Königsberg, damalige Residenz- und Hauptstadt an der Mündung der Pegel in die Ostsee gelegen, war weniger vom höfischen Leben als vielmehr von Bürgertum, Handel und Handwerk geprägt. Mit wenigen Ausnahmen verließ Kant seine Heimatstadt bis zu seinem Tod 1804 nicht, obwohl gerade im 18. Jahrhundert das Reisen als Form persönlicher Bildung hoch im Kurs stand. Kants Wissen über die Welt stammte also nicht aus seiner eigenen Erfahrung, sondern aus der Perspektive unterschiedlicher Reiseberichte. Es überrascht, dass dieser „Sesselreisende“ sich mit der Frage nach Leben auf anderen Planeten beschäftigte und dieses für möglich hielt.

Der tägliche Spaziergang

Die Biografie Kants erscheint wenig ereignisreich, wenn man sie von seinem philosophischen Wirken entkoppelt. Weitläufig bekannt ist sein strikter Tagesablauf mit den täglichen Spaziergängen, die er scheinbar auf die Minute genau beendete. In der pedantischen Routine zeigt sich seine konsequente Disziplin, mit der er sich insbesondere seinen drei Kritiken widmete: Kritik der reinen Vernunft (1781), Kritik der praktischen Vernunft (1788) und Kritik der Urteilskraft (1790). Sie gelten als revolutionärer Wendepunkt der europäischen Philosophie.

Die Tischgesellschaft

Bekannt ist auch Kants Tischgesellschaft, die er 1786 ins Leben rief.
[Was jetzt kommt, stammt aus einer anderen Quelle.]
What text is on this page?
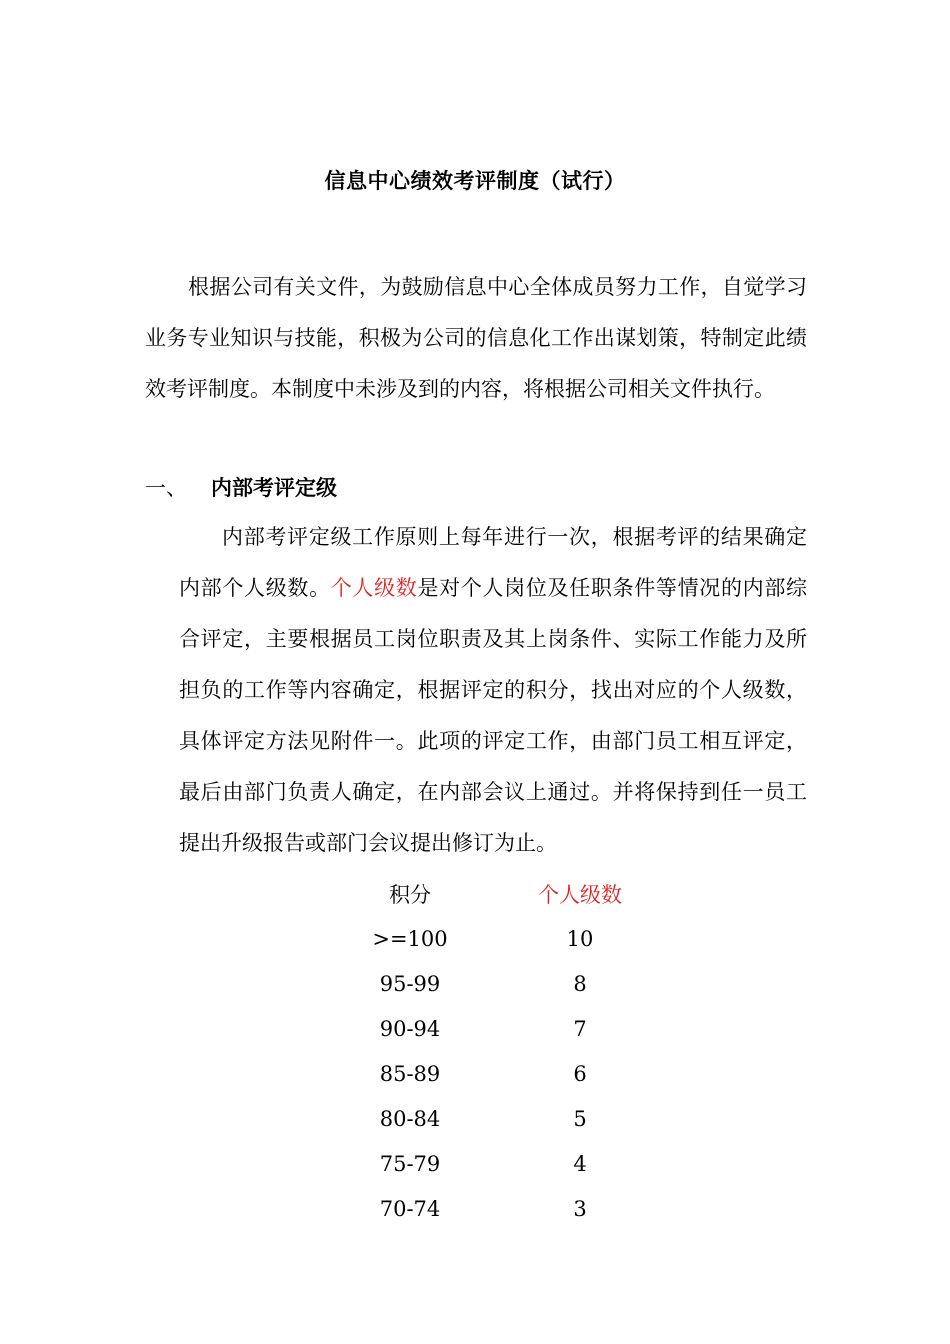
信息中心绩效考评制度（试行）

根据公司有关文件，为鼓励信息中心全体成员努力工作，自觉学习业务专业知识与技能，积极为公司的信息化工作出谋划策，特制定此绩效考评制度。本制度中未涉及到的内容，将根据公司相关文件执行。

一、 内部考评定级

内部考评定级工作原则上每年进行一次，根据考评的结果确定内部个人级数。个人级数是对个人岗位及任职条件等情况的内部综合评定，主要根据员工岗位职责及其上岗条件、实际工作能力及所担负的工作等内容确定，根据评定的积分，找出对应的个人级数，具体评定方法见附件一。此项的评定工作，由部门员工相互评定，最后由部门负责人确定，在内部会议上通过。并将保持到任一员工提出升级报告或部门会议提出修订为止。

积分	个人级数
>=100	10
95-99	8
90-94	7
85-89	6
80-84	5
75-79	4
70-74	3
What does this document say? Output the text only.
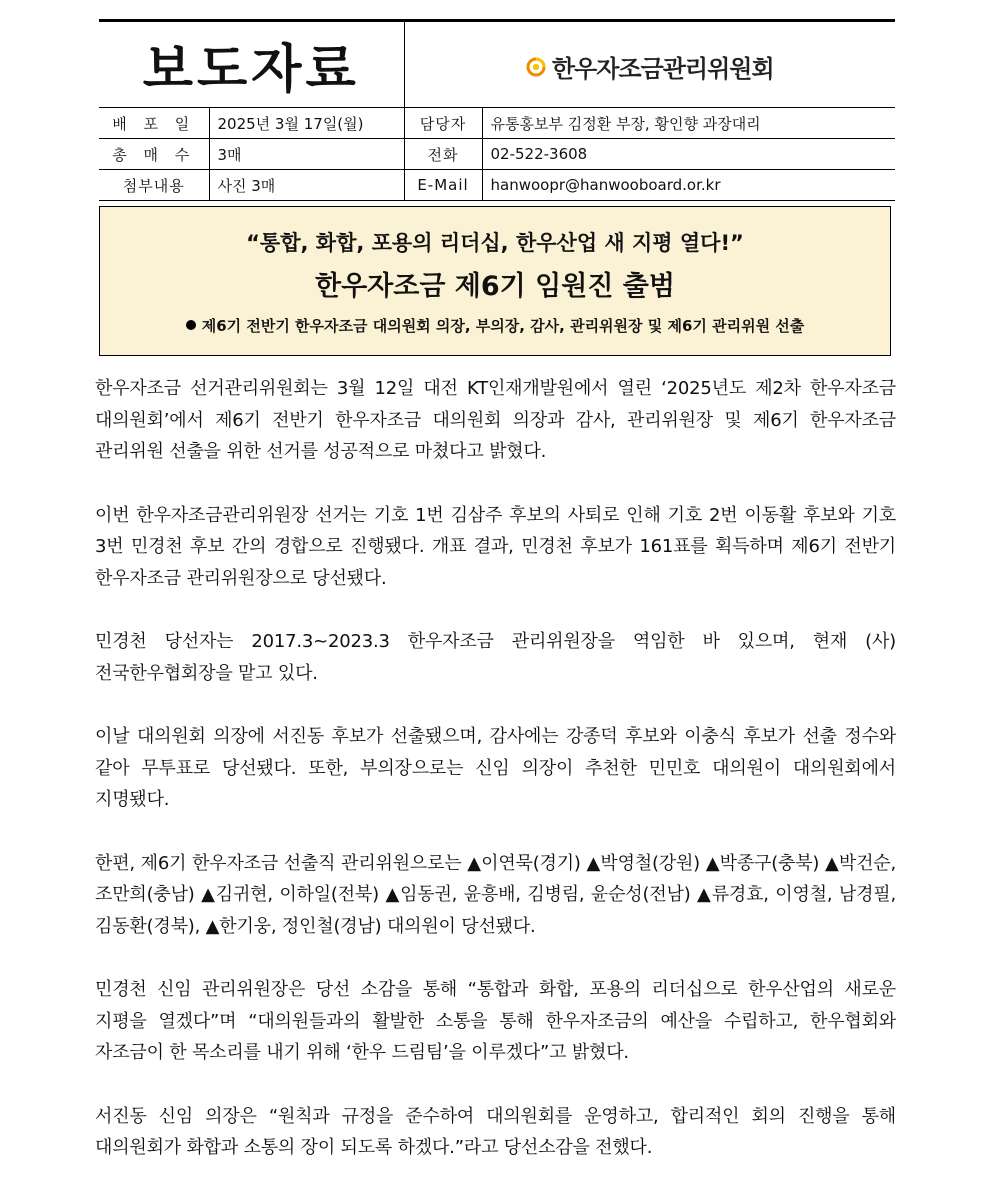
보도자료		한우자조금관리위원회	

배 포 일	2025년 3월 17일(월)	담당자	유통홍보부 김정환 부장, 황인향 과장대리
총 매 수	3매	전화	02-522-3608
첨부내용	사진 3매	E-Mail	hanwoopr@hanwooboard.or.kr
“통합, 화합, 포용의 리더십, 한우산업 새 지평 열다!”
한우자조금 제6기 임원진 출범
제6기 전반기 한우자조금 대의원회 의장, 부의장, 감사, 관리위원장 및 제6기 관리위원 선출

한우자조금 선거관리위원회는 3월 12일 대전 KT인재개발원에서 열린 ‘2025년도 제2차 한우자조금 대의원회’에서 제6기 전반기 한우자조금 대의원회 의장과 감사, 관리위원장 및 제6기 한우자조금 관리위원 선출을 위한 선거를 성공적으로 마쳤다고 밝혔다.

이번 한우자조금관리위원장 선거는 기호 1번 김삼주 후보의 사퇴로 인해 기호 2번 이동활 후보와 기호 3번 민경천 후보 간의 경합으로 진행됐다. 개표 결과, 민경천 후보가 161표를 획득하며 제6기 전반기 한우자조금 관리위원장으로 당선됐다.

민경천 당선자는 2017.3~2023.3 한우자조금 관리위원장을 역임한 바 있으며, 현재 (사)전국한우협회장을 맡고 있다.

이날 대의원회 의장에 서진동 후보가 선출됐으며, 감사에는 강종덕 후보와 이충식 후보가 선출 정수와 같아 무투표로 당선됐다. 또한, 부의장으로는 신임 의장이 추천한 민민호 대의원이 대의원회에서 지명됐다.

한편, 제6기 한우자조금 선출직 관리위원으로는 ▲이연묵(경기) ▲박영철(강원) ▲박종구(충북) ▲박건순, 조만희(충남) ▲김귀현, 이하일(전북) ▲임동권, 윤흥배, 김병림, 윤순성(전남) ▲류경효, 이영철, 남경필, 김동환(경북), ▲한기웅, 정인철(경남) 대의원이 당선됐다.

민경천 신임 관리위원장은 당선 소감을 통해 “통합과 화합, 포용의 리더십으로 한우산업의 새로운 지평을 열겠다”며 “대의원들과의 활발한 소통을 통해 한우자조금의 예산을 수립하고, 한우협회와 자조금이 한 목소리를 내기 위해 ‘한우 드림팀’을 이루겠다”고 밝혔다.

서진동 신임 의장은 “원칙과 규정을 준수하여 대의원회를 운영하고, 합리적인 회의 진행을 통해 대의원회가 화합과 소통의 장이 되도록 하겠다.”라고 당선소감을 전했다.
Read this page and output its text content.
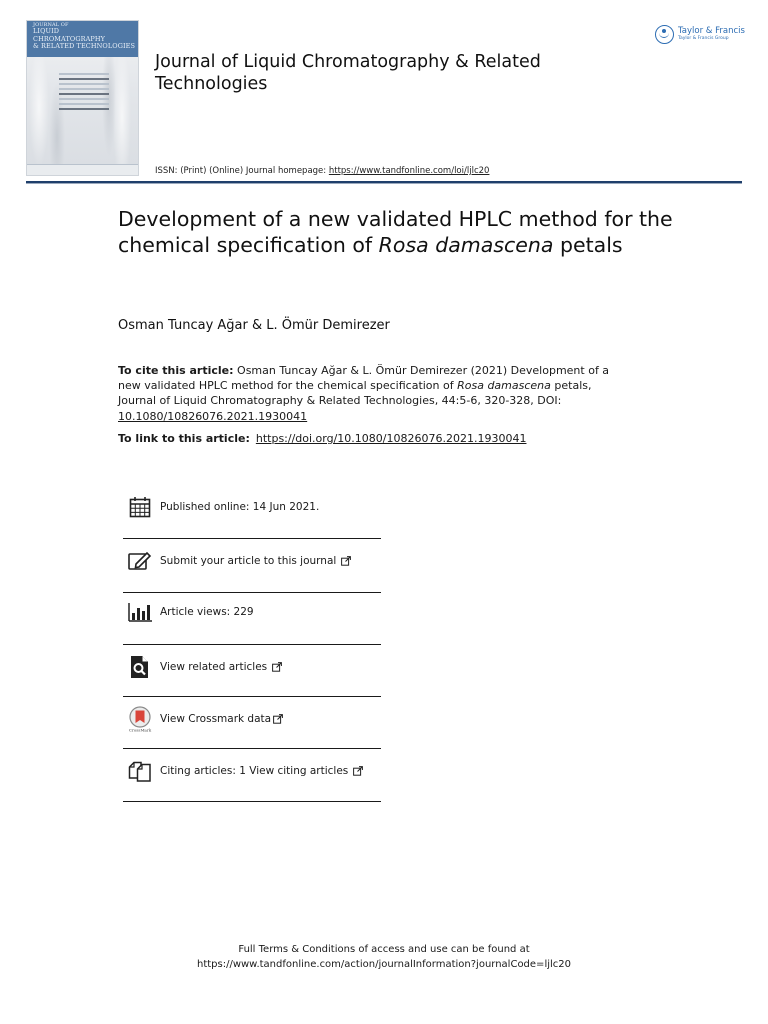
JOURNAL OF
LIQUID
CHROMATOGRAPHY
& RELATED TECHNOLOGIES
Journal of Liquid Chromatography & Related Technologies
Taylor & Francis
Taylor & Francis Group
ISSN: (Print) (Online) Journal homepage: https://www.tandfonline.com/loi/ljlc20
Development of a new validated HPLC method for the chemical specification of Rosa damascena petals
Osman Tuncay Ağar & L. Ömür Demirezer
To cite this article: Osman Tuncay Ağar & L. Ömür Demirezer (2021) Development of a new validated HPLC method for the chemical specification of Rosa damascena petals, Journal of Liquid Chromatography & Related Technologies, 44:5-6, 320-328, DOI: 10.1080/10826076.2021.1930041
To link to this article: https://doi.org/10.1080/10826076.2021.1930041
Published online: 14 Jun 2021.
Submit your article to this journal
Article views: 229
View related articles
CrossMark
View Crossmark data
Citing articles: 1 View citing articles
Full Terms & Conditions of access and use can be found at
https://www.tandfonline.com/action/journalInformation?journalCode=ljlc20
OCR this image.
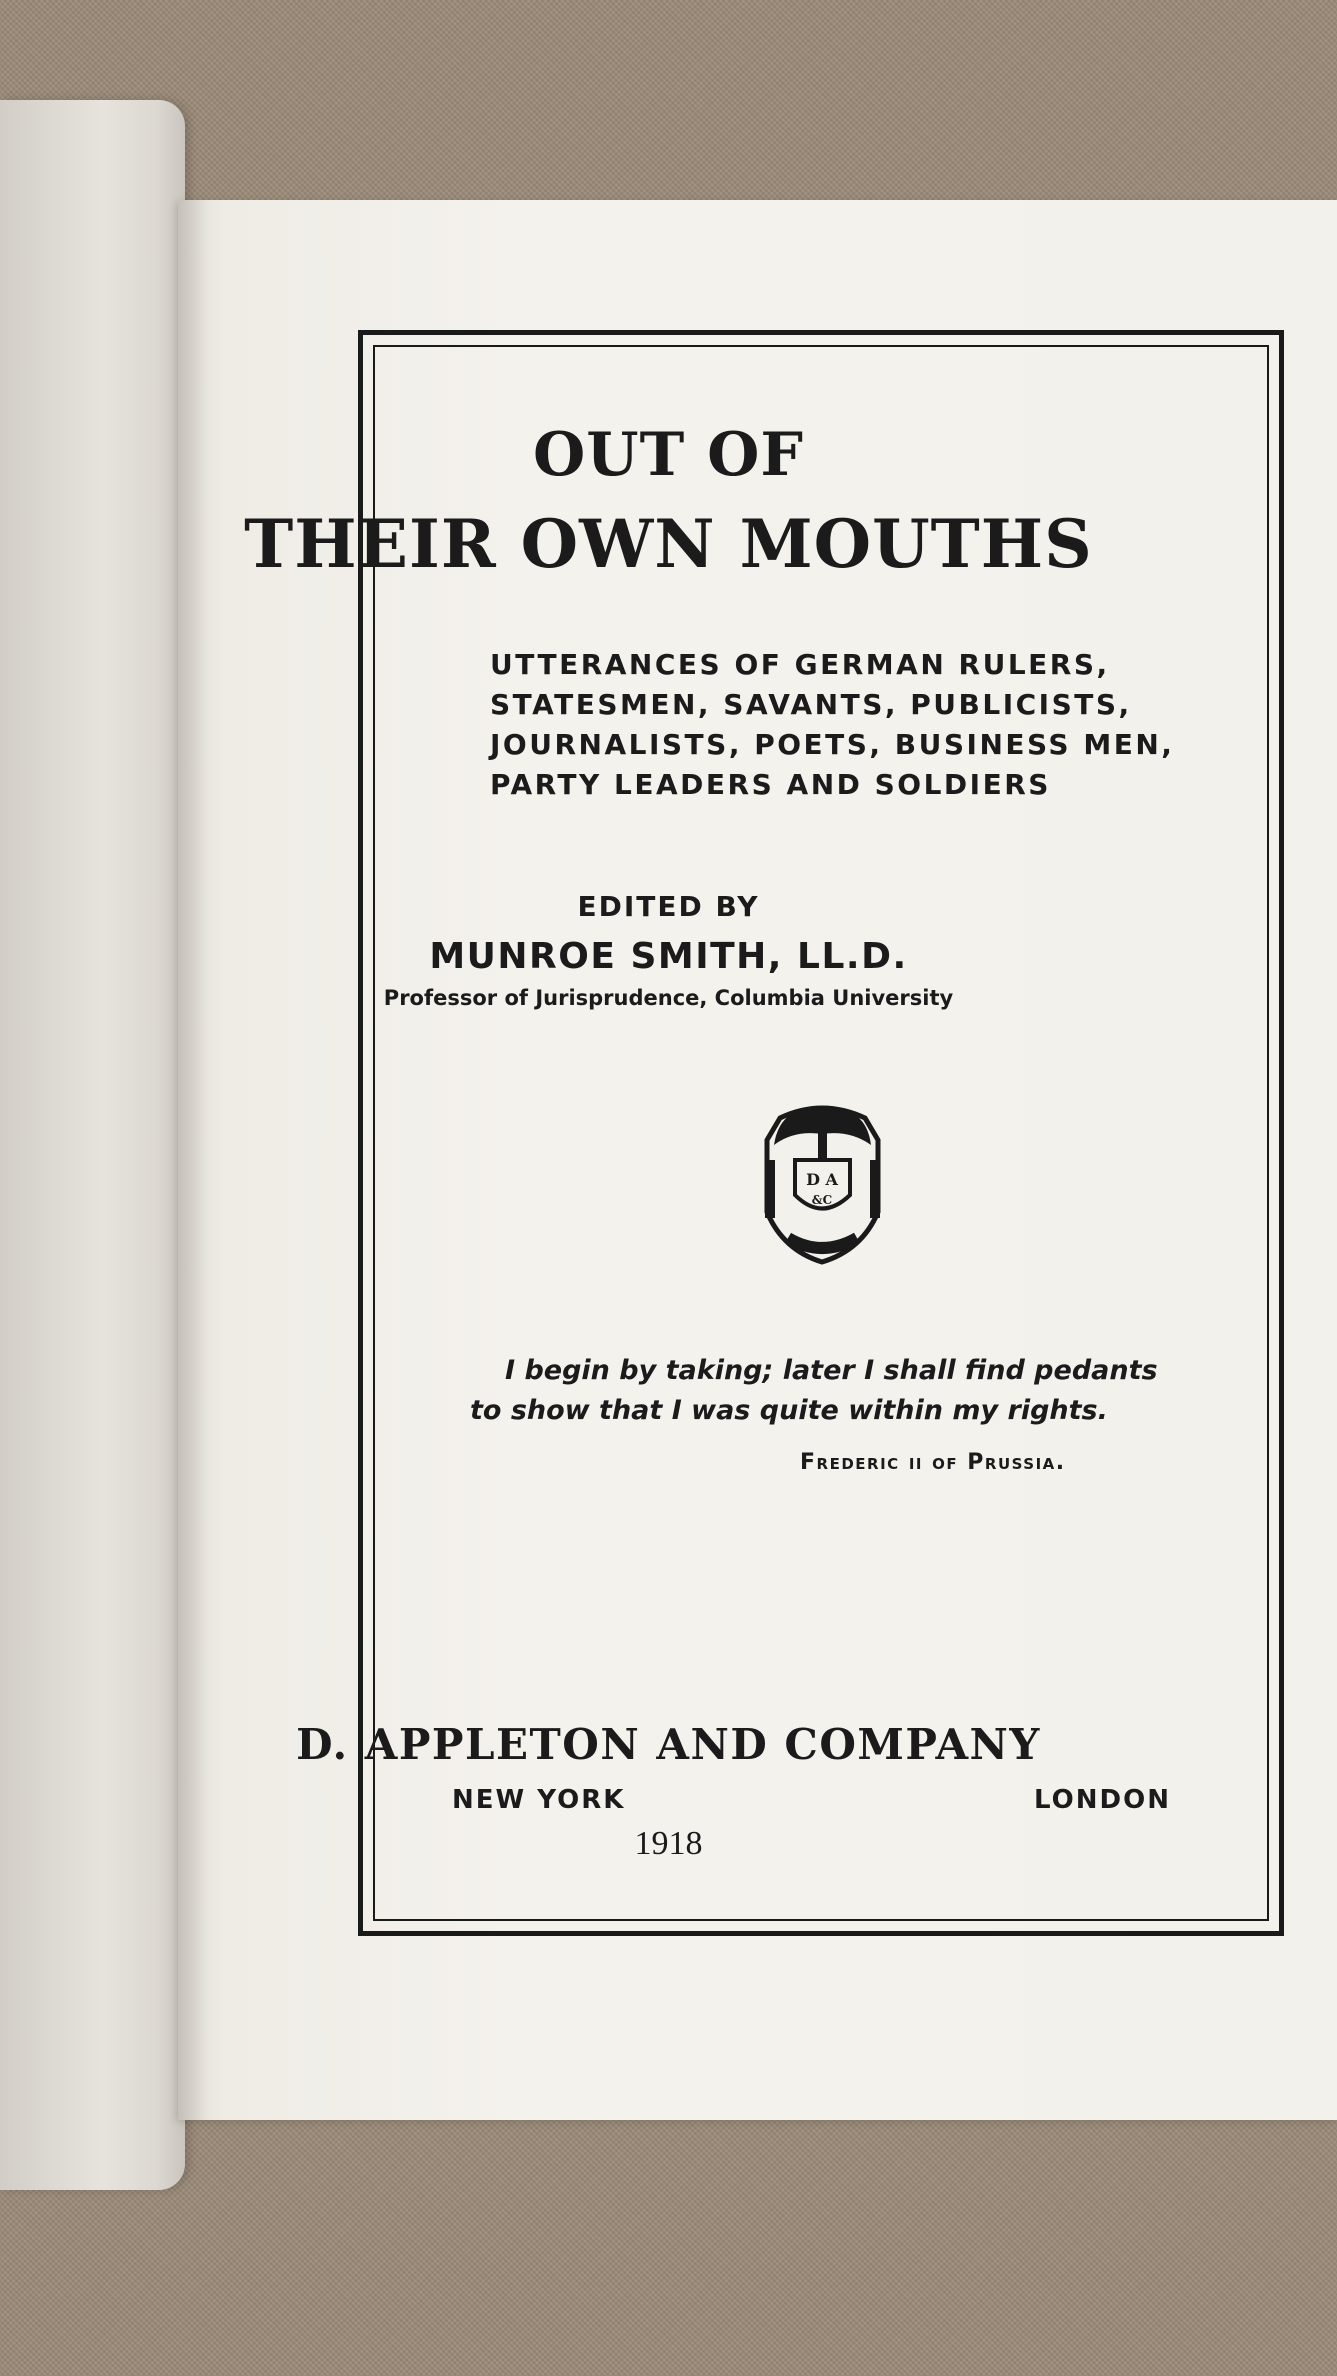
OUT OF
THEIR OWN MOUTHS
UTTERANCES OF GERMAN RULERS,
STATESMEN, SAVANTS, PUBLICISTS,
JOURNALISTS, POETS, BUSINESS MEN,
PARTY LEADERS AND SOLDIERS
EDITED BY
MUNROE SMITH, LL.D.
Professor of Jurisprudence, Columbia University
D A
&C
I begin by taking; later I shall find pedants
to show that I was quite within my rights.
Frederic ii of Prussia.
D. APPLETON AND COMPANY
NEW YORK	LONDON
1918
Kant war nicht nur zeitlebens ein beliebter Gast, sondern wurde ebenso als guter Gastgeber geschätzt, der regelmäßig einen größeren Zirkel zu sich einlud und damit Geselligkeit und Freundschaften pflegte. Gebildete Frauen wie die angesehene Königsberger Salonnière und Künstlerin Caroline von Keyserlingk fanden an seinem Tisch allerdings keinen Platz, obwohl er selbst deren häufiger Gast im Musenhof der Keyserlingks war.

Sapere aude!

1784 veröffentlichte Kant in der Berlinischen Monatsschrift seinen berühmten Essay „Beantwortung der Frage: Was ist Aufklärung?“. Die Frage war ein Jahr zuvor von einem anderen Autor eher beiläufig in einer Fußnote gestellt worden. Kants Antwort enthält eine weiterhin gültige Definition der Aufklärung und deren Wahlspruch: „Sapere aude! Habe Muth, dich deines eigenen Verstandes zu bedienen!“ Kant, der in einem absolutistischen System lebte, forderte kritisches Denken ein, also eine moralische Autonomie, die den Menschen aus einer selbstverschuldeten Unmündigkeit führt.

Kant und KI

Vernunft wird dabei zum Prüfstein der Erkenntnis und muss gleichzeitig ihre eigenen Grenzen erkennen. Dabei stellen sich (die weiterhin relevanten) Fragen: Was kann ich wissen? Was soll ich tun? Was darf ich hoffen? Was ist der Mensch? Kant bietet uns seinen Begriff der Freiheit an, der aber nur unter gegenseitiger Anerkennung der Freiheit des anderen funktioniert. In Kants Ideenkosmos gibt es einige aktuelle Anknüpfungspunkte, wie seine Idee des Weltbürgerrechts im Kontext aktueller Migrationspolitik, die Wissensfrage im Zeitalter der Digitalisierung oder seine Überlegungen zur Ästhetik, angewandt auf KI-generierte Kunst.

Kritische Begegnung

Zurecht ist man Kant immer wieder kritisch begegnet. Sein eklatanter Rassismus und Antijudaismus sowie seine herabsetzenden Äußerungen über Frauen sind Gegenstand einer neueren kritischen Debatte um den Philosophen. Die bloße historische Kontextualisierung, die ihn als Mensch seiner Zeit erklärt, genügt nicht, denn die Positionen waren damals keineswegs einheitlich. Wie konnte Kant, der als ein Vordenker der universellen Menschenrechte gilt, zu solchen Haltungen kommen? Belegt ist, dass Kant rund ein Drittel seines Vermögens der Königsberger Zuckerraffinerie vermachte, obwohl schon Zeitgenossen die Kolonialware Zucker aufgrund des damit verbundenen Sklavenhandels und der Ausbeutung ablehnten. Nachvollziehbar also, dass Kant zur strittigen Figur geworden ist, und generell eine Dekolonisierung der europäischen Ideengeschichte eingefordert wird.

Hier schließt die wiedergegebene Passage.